The most popular medium:

art_joined %>%
  filter(!is.na(medium),
         !is.na(decade)) %>%
  count(decade, medium, sort = T) %>%
  filter(n > 50) %>%
  group_by(decade) %>%
  slice_max(n, n = 1) %>%
  ungroup() %>%
  ggplot(aes(decade, n, fill = medium)) +
  geom_col() +
  scale_y_log10() +
  scale_x_continuous(breaks = seq(1700, 2000, 50)) +
  labs(y = "# of artwork",
       title = "The Most Popular Medium per Decade")

When did the artwork come along?

art_joined %>%
  count(year) %>%
  filter(!is.na(year)) %>%
  ggplot(aes(year, n)) +
  geom_line() +
  scale_x_continuous(breaks = seq(1600, 2000, 50)) +
  labs(y = "# of artwork",
       title = "Yearly # of Artwork Count") 

A significant number of pieces of art are from early 1800 to 1850.

art_joined %>%
  filter(!str_detect(title, "\\["),
         !title %in% c("Blank", "Untitled"),
         !str_detect(title, ", Etc\\."),
         str_length(title) < 30) %>%
  count(title, decade, sort = T) %>%
  filter(n > 20) %>%
  bind_log_odds(decade, title, n) %>%
  filter(log_odds_weighted != Inf) %>%
  group_by(title) %>%
  slice_max(log_odds_weighted, n = 1) %>%
  ungroup() %>%
  mutate(title = paste0(title, "(", decade, ")")) %>%
  mutate(title = fct_reorder(title, log_odds_weighted)) %>%
  ggplot(aes(log_odds_weighted, title, fill = n)) +
  geom_col() +
  labs(x = "weigthed log odds",
       y = "title and year",
       fill = "# of artwork",
       title = "What Title is Most Characteristic to Decade?")

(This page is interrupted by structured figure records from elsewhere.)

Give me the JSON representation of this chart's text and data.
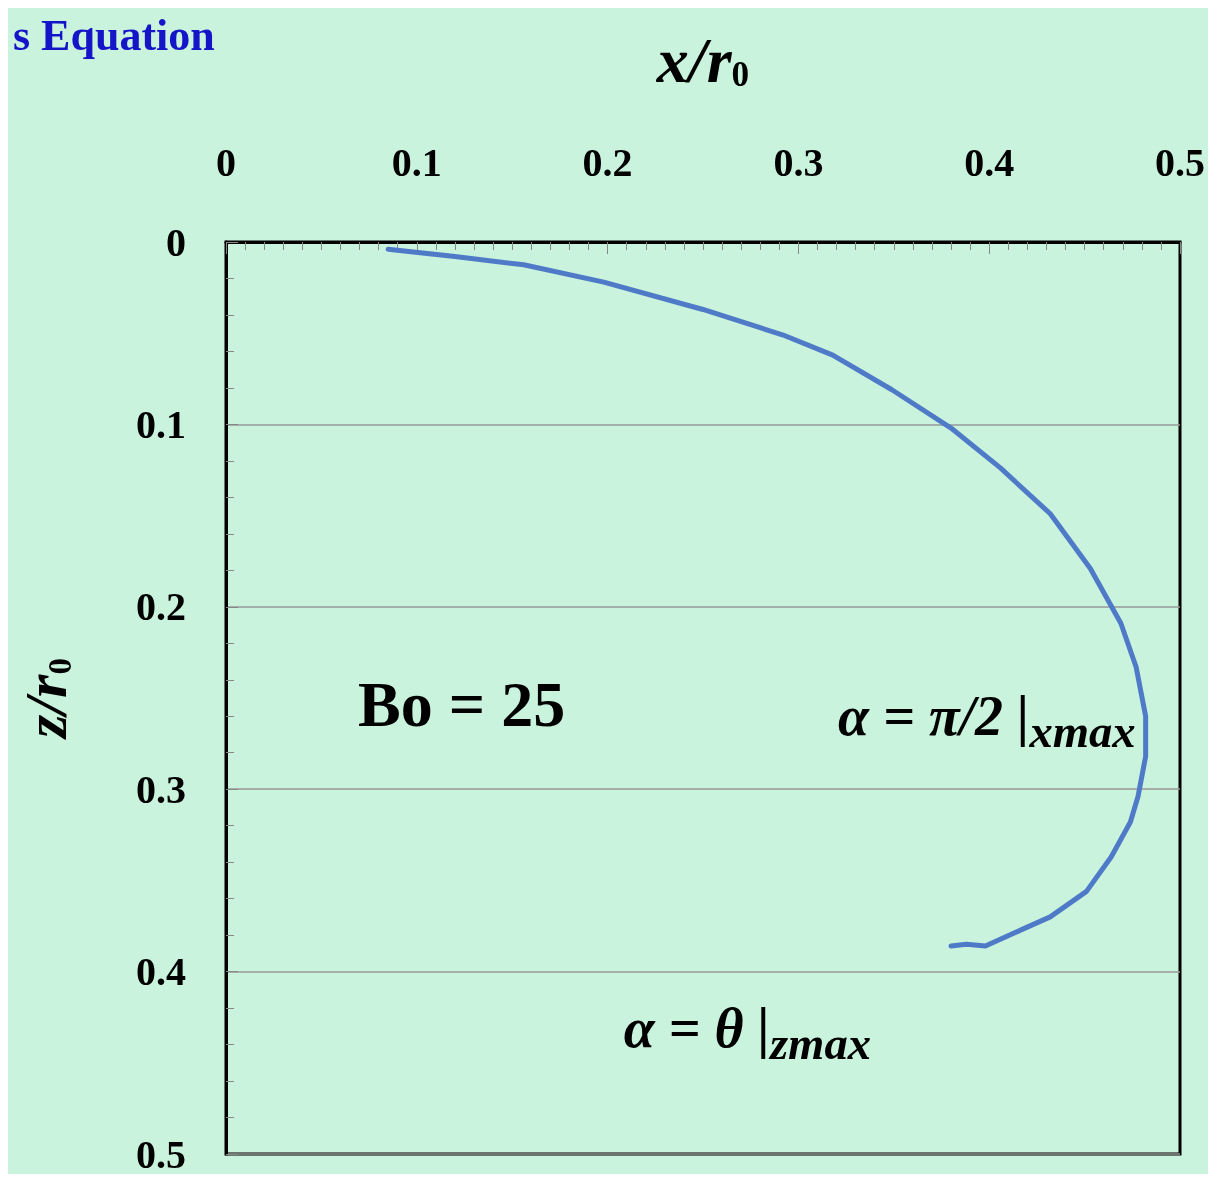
{
  "chart_data": {
    "type": "line",
    "title": "s Equation",
    "xlabel": "x/r$_{0}$",
    "ylabel": "z/r$_{0}$",
    "x": [
      0.085,
      0.12,
      0.156,
      0.198,
      0.25,
      0.292,
      0.318,
      0.349,
      0.38,
      0.406,
      0.432,
      0.453,
      0.469,
      0.477,
      0.482,
      0.482,
      0.478,
      0.474,
      0.464,
      0.451,
      0.432,
      0.417,
      0.398,
      0.388,
      0.38
    ],
    "series": [
      {
        "color": "#4f7ac7",
        "values": [
          0.004,
          0.008,
          0.0125,
          0.022,
          0.037,
          0.051,
          0.062,
          0.081,
          0.102,
          0.124,
          0.149,
          0.179,
          0.209,
          0.233,
          0.26,
          0.282,
          0.304,
          0.318,
          0.337,
          0.356,
          0.37,
          0.377,
          0.386,
          0.385,
          0.386
        ]
      }
    ],
    "xlim": [
      0,
      0.5
    ],
    "ylim": [
      0.5,
      0
    ],
    "xticks": [
      0,
      0.1,
      0.2,
      0.3,
      0.4,
      0.5
    ],
    "yticks": [
      0,
      0.1,
      0.2,
      0.3,
      0.4,
      0.5
    ],
    "grid": "y",
    "marker": "none",
    "line_style": "solid",
    "annotations": [
      "Bo = 25",
      {
        "text": "α = π/2 |$_{xmax}$",
        "x": 0.482,
        "y": 0.27
      },
      {
        "text": "α = θ |$_{zmax}$",
        "x": 0.38,
        "y": 0.386
      }
    ]
  }
}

Who spent most time on one artwork piece on average?

art_joined %>%
  add_count(name, age) %>%
  distinct(name, age, n) %>%
  filter(n > 50,
         age < 100) %>%
  mutate(avg_yr_per_work = age/n) %>%
  arrange(desc(avg_yr_per_work)) %>%
  head(10) %>%
  mutate(name = paste0(name, "(", age, ")"),
         name = fct_reorder(name, avg_yr_per_work)) %>%
  ggplot(aes(avg_yr_per_work, name, fill = n)) +
  geom_col() +
  labs(x = "average years per artwork",
       y = "name and age",
       fill = "# of artwork pieces",
       title = "Top 10 Artists Spending Longest Time on Artwork")

art_joined %>%
  mutate(birth_country = str_remove(place_of_birth, "^.+,\\s"),
         death_country = str_remove(place_of_death, "^.+,\\s"),
         immigration = if_else(birth_country == death_country, "Same", "Immigration")) %>%
  distinct(name, birth_country, .keep_all = T) %>%
  filter(immigration == "Immigration") %>%
  count(birth_country, death_country, sort = T) %>% 
  mutate(birth_country = fct_lump(birth_country, n = 5),
         death_country = fct_lump(death_country, n = 10)) %>%
  group_by(death_country) %>%
  mutate(pct_death = n/sum(n)) %>%
  ungroup() %>%
  ggplot(aes(pct_death, death_country, fill = birth_country)) +
  geom_col() +
  scale_x_continuous(labels = scales::percent) +
  labs(x = "immigration percentage",
       y = "country of death",
       fill = "country of birth",
       title = "Where did Artists Immigrate from where They were Born?")